Social Change in Western Europe

Colin Crouch

14. Oktober 1999

MPIfG Book

original

Oxford: Oxford University Press, 1999
568 pages
ISBN 978-0-19-878068-7

"This is a very impressive book ... a major source of wide ranging information on the social contours of Western Europe. The style is clear and the argumentation lucid." (Richard Hyman, LSE)

» Publisher's page
Crouch, Colin
Social Change in Western Europe. European Societies. Oxford: Oxford University Press, 1999.

Abstract

What do European societies look like, at the end of a turbulent millennium which saw western Europe slowly rise to global domination, and then rapidly decline to its present position, prosperous but clearly behind the USA in world influence?

This is the only book by a single sociologist to make a systematic and up to date comparison of virtually all west European countries across a wide range of social institutions. These include: work and occupations, the structure of the economy, the family, education, religion, nationality and ethnicity, and the mechanism of citizenship in the welfare state. Particular emphasis is placed on the place of gender and social class. By including basic details on Japan and the United States throughout, the author is able to draw attention to any shared west European specificities.

The book also develops a theory of change in contemporary societies. Starting from a model of a mid-century social compromise based on certain balances between industrialism, capitalism, traditional community institutions, and community it traces its subsequent destabilization and places particular importance on the resurgence of capitalism in shaping a new social order.

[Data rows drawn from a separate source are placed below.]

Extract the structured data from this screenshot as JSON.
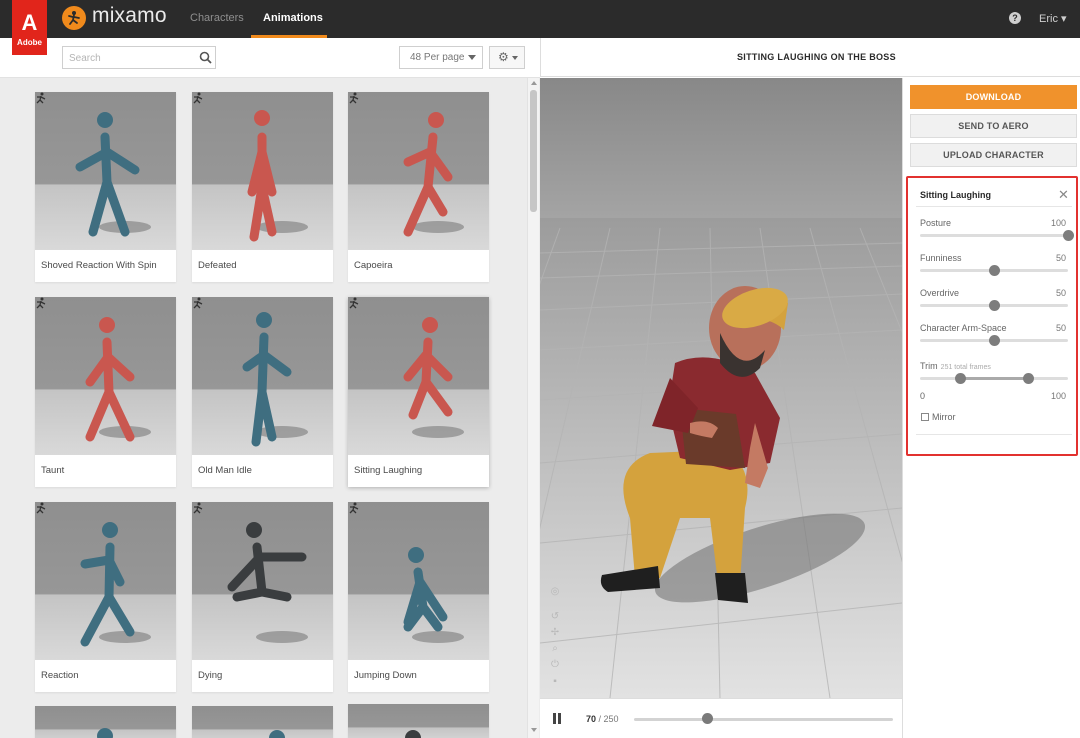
{
  "brand": {
    "adobe_glyph": "A",
    "adobe_word": "Adobe",
    "name": "mixamo"
  },
  "nav": {
    "tabs": [
      {
        "label": "Characters",
        "active": false
      },
      {
        "label": "Animations",
        "active": true
      }
    ],
    "help": "?",
    "user": "Eric ▾"
  },
  "toolbar": {
    "search_placeholder": "Search",
    "per_page": "48 Per page",
    "gear": "⚙"
  },
  "viewer": {
    "title": "SITTING LAUGHING ON THE BOSS",
    "current_frame": "70",
    "frame_total": " / 250",
    "timeline_progress": 0.28
  },
  "actions": {
    "download": "DOWNLOAD",
    "send": "SEND TO AERO",
    "upload": "UPLOAD CHARACTER"
  },
  "settings": {
    "title": "Sitting Laughing",
    "close": "✕",
    "params": [
      {
        "label": "Posture",
        "value": "100",
        "fraction": 1.0
      },
      {
        "label": "Funniness",
        "value": "50",
        "fraction": 0.5
      },
      {
        "label": "Overdrive",
        "value": "50",
        "fraction": 0.5
      },
      {
        "label": "Character Arm-Space",
        "value": "50",
        "fraction": 0.5
      }
    ],
    "trim": {
      "label": "Trim",
      "note": "251 total frames",
      "min_label": "0",
      "max_label": "100",
      "start_fraction": 0.27,
      "end_fraction": 0.73
    },
    "mirror": {
      "label": "Mirror",
      "checked": false
    }
  },
  "animations": [
    {
      "label": "Shoved Reaction With Spin",
      "color": "blue",
      "selected": false
    },
    {
      "label": "Defeated",
      "color": "red",
      "selected": false
    },
    {
      "label": "Capoeira",
      "color": "red",
      "selected": false
    },
    {
      "label": "Taunt",
      "color": "red",
      "selected": false
    },
    {
      "label": "Old Man Idle",
      "color": "blue",
      "selected": false
    },
    {
      "label": "Sitting Laughing",
      "color": "red",
      "selected": true
    },
    {
      "label": "Reaction",
      "color": "blue",
      "selected": false
    },
    {
      "label": "Dying",
      "color": "dark",
      "selected": false
    },
    {
      "label": "Jumping Down",
      "color": "blue",
      "selected": false
    }
  ],
  "colors": {
    "accent": "#f08a1c",
    "button_orange": "#f0922c",
    "highlight_border": "#e2312f",
    "mannequin_blue": "#3f6e80",
    "mannequin_red": "#c9574f",
    "dark_figure": "#3a3d3f"
  },
  "icons": {
    "brand": "mixamo-figure-icon",
    "search": "search-icon",
    "gear": "gear-icon",
    "close": "close-icon",
    "pause": "pause-icon",
    "motion": "motion-figure-icon"
  }
}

This important new study of the social structure of western Europe will be essential reading for all students of comparative sociology and European sociology.


Contents

Introduction
Prologue: The End of the European Millennium
1: The Making of Contemporary Europe

Part I: The Fate of Industrialism: Industrializing, Industrial or Post-Industrial Societies?
2: Work, Households and Occupations
3: The Organization of Working Life: Between Stability and Flexibility
4: The Sectors of Employment

Part II: Changes and Diversity in the Character of Capitalism
5: Capitalism and Inequality in Work
6: The Institutions of Modern Capitalism

Part III: Sociological Liberalism and the Institutions of Traditional Community
7: The Family
8: Families, Education, and Social Mobility
9: The Paradox of Religion
10: Nations, Cultures and Ethnicities

Part IV: Citizenship
11: Democracy and Mass Participation
12: The Organization of Social Interests
13: Mass Citizenship and Welfare States

Conclusions
14: Is There a Western European Society?
15: What Type of Society are We Now Inhabiting?


Author

Colin Crouch

Colin Crouch ist Professor of Sociology at the European University Institute and an Associate Member of the Max Planck Society and the Max Planck Institute for the Study of Societies, Cologne.